Il lavoro amministrativo crebbe a dismisura e aumentò drasticamente il numero dei burocrati. Questo rappresentò l’inizio di una burocrazia e di una tecnocrazia che alla fine avrebbe costituito le società più moderne.
Le leggi per rinvigorire le antiche virtù romane
Durante il regno di Diocleziano vennero scritti alcuni codici di comportamento, di cui ci restano solamente pochi frammenti. Sappiamo comunque che Diocleziano si preoccupava di conservare le antiche virtù proprie della società romana.
Impose l’obbligo ai figli di sfamare i genitori in età avanzata, promulgò delle nuove leggi affinché i genitori trattassero i figli con giustizia, realizzò delle nuove norme per il rispetto delle leggi e dei vincoli matrimoniali.
Regolò in maniera diversa le testimonianze dei figli contro i padri o degli schiavi contro i loro padroni durante i processi. Riformò anche la proprietà privata, modificò i diritti dei creditori nei confronti dei loro debitori, impedendo gli abusi, e rivoluzionò le clausole che si potevano inserire nei contratti. Proibì l’uso della tortura durante gli interrogatori se la verità poteva ragionevolmente essere ottenuta in altro modo.
La riforma dell’esercito
Diocleziano, che veniva dal mondo militare, modificò profondamente anche l’organizzazione dell’esercito, con l’obiettivo di riportarlo all’antica disciplina. Alcune truppe locali, che non combattevano da diverso tempo, vennero inviate alle frontiere. Aumentò l’esercito di un quarto rispetto al totale complessivo.
Allo stesso tempo però esonerò i soldati dal servizio dopo 20 anni, limitò il prezzo delle merci per ridurre il costo della vita e per aiutare l’economia delle truppe. Ridusse anche le province in unità più piccole per avvicinare i governatori a coloro che amministravano e per diminuire la forza territoriale del singolo governante.
Si impegnò anche a favorire lo sviluppo economico attraverso la ripresa dell’agricoltura e un grande programma di edilizia urbana.
Le riforme fiscali: l’editto dei prezzi e le nuove tasse
Diocleziano doveva anche risolvere una serie di problemi economici e fiscali, cosa che lo portò a delle profonde riforme in questo campo, tutt’ora ancora dibattute nella loro efficacia.

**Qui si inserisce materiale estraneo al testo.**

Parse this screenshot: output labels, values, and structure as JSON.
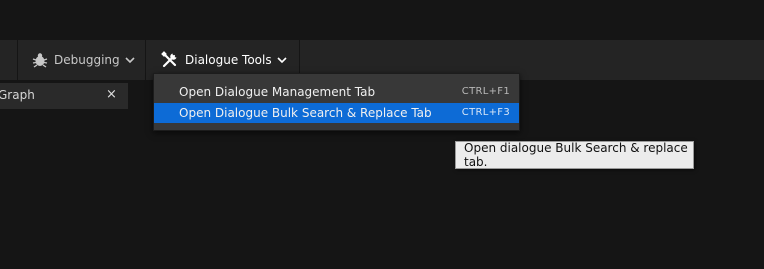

Vennero istituite delle nuove tasse, in particolare sulle unità di terreno coltivabili e sulle persone fisiche.
Le tasse erano riscosse proporzionalmente, dove l’importo del contributo veniva determinato dal tipo di coltivazione e dalla produttività del terreno. Si trattava quindi di una sorta di tassazione socio economica basata sul legame tra l’uomo e la terra, in termini di proprietà o di produttività.
Ogni 5 anni, venivano eseguite delle nuove valutazioni per aggiornare i parametri di tassazione. Questo censimento degli adulti suscitò violente critiche, ma ebbe anche il risultato positivo di evitare i soprusi che si erano verificati nei decenni precedenti.
Lo scopo di Diocleziano era di ottenere dei fondi e un gettito fiscale prevedibile per gestire l’economia dell’impero. Anche l’Italia, che fino ad allora era sempre rimasta esente dalla tassazione, iniziò a dover versare le imposte.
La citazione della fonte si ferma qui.